May El-Abdallah is a (non-practising) lawyer currently working in the public sector. Prior to that, she was a civil litigator. El-Abdallah is committed to community-building and has worked with organizations such as Art-reach Toronto, the South Asian Legal Clinic’s Forced Marriage Project, Maytree’s DiverseCity Fellows program, the HIV/AIDS Legal Clinic of Ontario, the Canadian Association of Muslim Women in Law, and AQSAzine. She serves on the Executive Committee of the Arab Canadian Lawyers Association.

Zahra Grant

Zahra Grant is a mother of three children, who hopes her greatest contribution to social change is the way she raises them. With a passion for women’s health, she is a governance professional for a health regulatory body. An activist and community builder at heart, Grant serves on the National Board of Directors of the Canadian Council of Muslim Woman, an organization committed to justice and equality for Muslim women in Canada.

Gilary Massa Machado

Gilary Massa Machado is a mother of three young children.

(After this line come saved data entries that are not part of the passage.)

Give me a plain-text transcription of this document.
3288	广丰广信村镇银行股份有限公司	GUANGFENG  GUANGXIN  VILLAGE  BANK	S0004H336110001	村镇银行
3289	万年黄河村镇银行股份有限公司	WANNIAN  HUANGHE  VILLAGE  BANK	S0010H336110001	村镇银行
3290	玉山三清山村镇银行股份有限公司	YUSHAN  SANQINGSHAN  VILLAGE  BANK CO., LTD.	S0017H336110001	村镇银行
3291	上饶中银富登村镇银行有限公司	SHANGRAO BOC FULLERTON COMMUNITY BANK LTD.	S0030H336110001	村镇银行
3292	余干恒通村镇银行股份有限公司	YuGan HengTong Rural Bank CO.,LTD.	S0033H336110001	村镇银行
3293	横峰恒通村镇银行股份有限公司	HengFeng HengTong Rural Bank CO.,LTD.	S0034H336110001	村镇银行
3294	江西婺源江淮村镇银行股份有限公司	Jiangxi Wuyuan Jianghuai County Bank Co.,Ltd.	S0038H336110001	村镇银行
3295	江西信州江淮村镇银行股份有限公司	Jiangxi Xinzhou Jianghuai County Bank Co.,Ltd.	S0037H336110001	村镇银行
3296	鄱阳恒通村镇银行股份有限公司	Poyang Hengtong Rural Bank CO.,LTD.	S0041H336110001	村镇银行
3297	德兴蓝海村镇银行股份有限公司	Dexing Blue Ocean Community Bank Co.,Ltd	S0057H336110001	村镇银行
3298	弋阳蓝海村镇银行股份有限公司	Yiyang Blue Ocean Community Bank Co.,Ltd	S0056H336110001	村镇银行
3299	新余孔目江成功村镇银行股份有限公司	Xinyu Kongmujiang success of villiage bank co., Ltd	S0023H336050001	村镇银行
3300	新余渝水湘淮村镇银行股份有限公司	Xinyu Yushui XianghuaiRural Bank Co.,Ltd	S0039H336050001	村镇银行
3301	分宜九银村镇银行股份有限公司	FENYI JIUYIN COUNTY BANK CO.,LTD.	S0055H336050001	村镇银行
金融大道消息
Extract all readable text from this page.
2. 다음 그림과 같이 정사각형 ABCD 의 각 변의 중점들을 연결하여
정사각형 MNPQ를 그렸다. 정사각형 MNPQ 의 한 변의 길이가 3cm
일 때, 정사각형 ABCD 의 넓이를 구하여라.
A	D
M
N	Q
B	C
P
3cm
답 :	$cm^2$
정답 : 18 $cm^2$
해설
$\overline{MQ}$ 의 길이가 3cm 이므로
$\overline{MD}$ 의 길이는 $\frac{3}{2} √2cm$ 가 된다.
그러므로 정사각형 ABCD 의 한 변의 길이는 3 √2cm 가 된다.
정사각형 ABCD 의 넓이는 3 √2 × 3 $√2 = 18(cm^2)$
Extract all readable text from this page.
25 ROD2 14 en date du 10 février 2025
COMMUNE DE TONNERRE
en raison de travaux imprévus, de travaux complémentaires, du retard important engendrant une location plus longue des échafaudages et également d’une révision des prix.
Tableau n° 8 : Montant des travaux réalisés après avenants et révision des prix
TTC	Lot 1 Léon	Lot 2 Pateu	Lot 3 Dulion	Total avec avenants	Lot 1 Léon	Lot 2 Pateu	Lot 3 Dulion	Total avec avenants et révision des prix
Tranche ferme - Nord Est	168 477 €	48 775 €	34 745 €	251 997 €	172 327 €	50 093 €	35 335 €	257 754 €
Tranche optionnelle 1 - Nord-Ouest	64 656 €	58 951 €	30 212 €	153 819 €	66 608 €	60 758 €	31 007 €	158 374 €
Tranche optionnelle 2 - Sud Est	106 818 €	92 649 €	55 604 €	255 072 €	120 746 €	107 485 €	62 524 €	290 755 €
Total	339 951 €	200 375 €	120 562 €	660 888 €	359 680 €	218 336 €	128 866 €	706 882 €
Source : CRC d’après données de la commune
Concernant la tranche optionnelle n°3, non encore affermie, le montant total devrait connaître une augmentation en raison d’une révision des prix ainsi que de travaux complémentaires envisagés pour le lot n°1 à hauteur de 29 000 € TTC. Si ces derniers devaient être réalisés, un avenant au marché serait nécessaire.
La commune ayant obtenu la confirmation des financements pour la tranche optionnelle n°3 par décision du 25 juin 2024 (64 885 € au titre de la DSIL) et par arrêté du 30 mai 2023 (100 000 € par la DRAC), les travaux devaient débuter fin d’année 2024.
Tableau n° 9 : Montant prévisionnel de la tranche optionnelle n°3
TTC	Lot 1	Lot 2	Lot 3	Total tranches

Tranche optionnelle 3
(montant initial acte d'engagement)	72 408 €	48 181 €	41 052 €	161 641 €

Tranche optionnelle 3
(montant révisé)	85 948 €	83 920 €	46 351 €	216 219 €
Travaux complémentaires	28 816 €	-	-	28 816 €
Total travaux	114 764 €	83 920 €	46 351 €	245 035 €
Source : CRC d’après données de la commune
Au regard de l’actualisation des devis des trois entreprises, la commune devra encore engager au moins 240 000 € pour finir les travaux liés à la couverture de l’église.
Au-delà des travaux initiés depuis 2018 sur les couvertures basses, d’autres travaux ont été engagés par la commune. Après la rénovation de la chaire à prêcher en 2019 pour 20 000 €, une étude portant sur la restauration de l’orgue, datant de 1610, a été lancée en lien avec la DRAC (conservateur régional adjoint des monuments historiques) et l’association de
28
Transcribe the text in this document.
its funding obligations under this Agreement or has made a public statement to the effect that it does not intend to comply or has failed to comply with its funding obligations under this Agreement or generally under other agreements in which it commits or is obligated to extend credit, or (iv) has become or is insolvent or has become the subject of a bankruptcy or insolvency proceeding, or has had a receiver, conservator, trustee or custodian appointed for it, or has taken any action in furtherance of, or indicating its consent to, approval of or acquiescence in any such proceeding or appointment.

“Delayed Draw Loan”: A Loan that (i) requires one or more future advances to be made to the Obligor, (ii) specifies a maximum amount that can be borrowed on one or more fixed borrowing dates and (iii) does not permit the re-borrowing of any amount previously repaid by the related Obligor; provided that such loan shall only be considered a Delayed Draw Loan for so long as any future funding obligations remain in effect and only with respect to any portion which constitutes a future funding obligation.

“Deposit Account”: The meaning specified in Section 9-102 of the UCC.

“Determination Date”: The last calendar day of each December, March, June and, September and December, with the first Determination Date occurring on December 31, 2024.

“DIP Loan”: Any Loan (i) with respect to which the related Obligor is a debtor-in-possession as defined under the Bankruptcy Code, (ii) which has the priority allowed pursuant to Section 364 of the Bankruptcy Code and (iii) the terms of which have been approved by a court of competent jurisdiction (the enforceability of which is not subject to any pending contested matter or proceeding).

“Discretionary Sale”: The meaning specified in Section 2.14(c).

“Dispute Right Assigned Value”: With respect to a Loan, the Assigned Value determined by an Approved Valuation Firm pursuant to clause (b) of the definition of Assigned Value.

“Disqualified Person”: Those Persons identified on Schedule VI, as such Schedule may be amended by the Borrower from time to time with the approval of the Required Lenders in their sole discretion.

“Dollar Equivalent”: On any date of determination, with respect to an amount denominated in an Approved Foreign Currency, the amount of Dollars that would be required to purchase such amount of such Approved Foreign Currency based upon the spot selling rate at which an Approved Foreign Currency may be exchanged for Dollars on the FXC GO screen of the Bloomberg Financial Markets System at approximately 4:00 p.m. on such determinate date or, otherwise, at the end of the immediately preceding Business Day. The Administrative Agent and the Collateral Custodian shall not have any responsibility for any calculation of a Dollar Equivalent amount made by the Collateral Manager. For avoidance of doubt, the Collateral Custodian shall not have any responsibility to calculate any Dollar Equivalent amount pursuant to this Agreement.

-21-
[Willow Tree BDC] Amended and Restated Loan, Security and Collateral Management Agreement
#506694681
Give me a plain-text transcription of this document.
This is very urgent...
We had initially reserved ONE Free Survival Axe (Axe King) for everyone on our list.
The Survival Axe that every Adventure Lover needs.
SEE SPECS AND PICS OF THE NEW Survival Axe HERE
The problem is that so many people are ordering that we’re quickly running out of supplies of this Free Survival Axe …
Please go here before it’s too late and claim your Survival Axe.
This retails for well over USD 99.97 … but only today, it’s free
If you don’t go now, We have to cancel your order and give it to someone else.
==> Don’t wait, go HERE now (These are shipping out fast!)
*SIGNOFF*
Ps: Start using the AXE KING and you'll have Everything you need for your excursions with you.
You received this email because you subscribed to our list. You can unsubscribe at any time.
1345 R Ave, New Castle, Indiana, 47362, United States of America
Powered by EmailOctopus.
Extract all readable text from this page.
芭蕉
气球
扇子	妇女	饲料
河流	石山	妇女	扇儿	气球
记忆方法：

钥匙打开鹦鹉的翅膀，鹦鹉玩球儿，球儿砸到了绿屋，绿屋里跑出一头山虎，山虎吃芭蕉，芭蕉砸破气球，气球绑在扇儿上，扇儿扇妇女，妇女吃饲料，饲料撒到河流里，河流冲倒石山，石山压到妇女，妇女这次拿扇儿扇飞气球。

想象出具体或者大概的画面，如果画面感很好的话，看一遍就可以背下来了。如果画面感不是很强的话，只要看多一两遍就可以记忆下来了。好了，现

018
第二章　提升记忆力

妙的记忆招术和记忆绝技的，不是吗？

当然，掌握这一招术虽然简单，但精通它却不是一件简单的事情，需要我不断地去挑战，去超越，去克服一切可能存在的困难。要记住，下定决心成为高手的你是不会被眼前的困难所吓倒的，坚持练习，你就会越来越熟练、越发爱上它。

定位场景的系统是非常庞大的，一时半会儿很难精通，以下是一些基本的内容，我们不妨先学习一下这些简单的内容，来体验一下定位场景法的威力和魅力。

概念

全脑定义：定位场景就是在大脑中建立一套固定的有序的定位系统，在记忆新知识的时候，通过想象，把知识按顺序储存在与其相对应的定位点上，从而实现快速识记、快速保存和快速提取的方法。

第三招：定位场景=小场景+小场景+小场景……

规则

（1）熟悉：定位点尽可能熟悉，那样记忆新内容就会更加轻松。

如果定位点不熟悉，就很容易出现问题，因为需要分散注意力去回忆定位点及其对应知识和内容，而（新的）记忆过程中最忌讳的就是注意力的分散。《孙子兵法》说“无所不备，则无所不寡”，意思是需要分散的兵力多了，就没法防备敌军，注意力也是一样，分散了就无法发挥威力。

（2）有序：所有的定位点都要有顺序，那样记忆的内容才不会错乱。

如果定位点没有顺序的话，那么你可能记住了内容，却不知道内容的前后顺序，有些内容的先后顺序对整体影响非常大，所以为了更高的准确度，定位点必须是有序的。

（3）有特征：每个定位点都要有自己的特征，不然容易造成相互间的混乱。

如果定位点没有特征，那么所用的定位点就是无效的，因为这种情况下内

With roots in labour and student movements, she is also an accomplished community leader and human rights advocate. She works as a Senior Human Rights Policy, Education & Organizational Change Specialist in the Toronto District School Board. She holds a Masters in Leadership and Community Engagement from York University. Her writing has been published in Until we are free: Reflections on Black Lives Matter in Canada.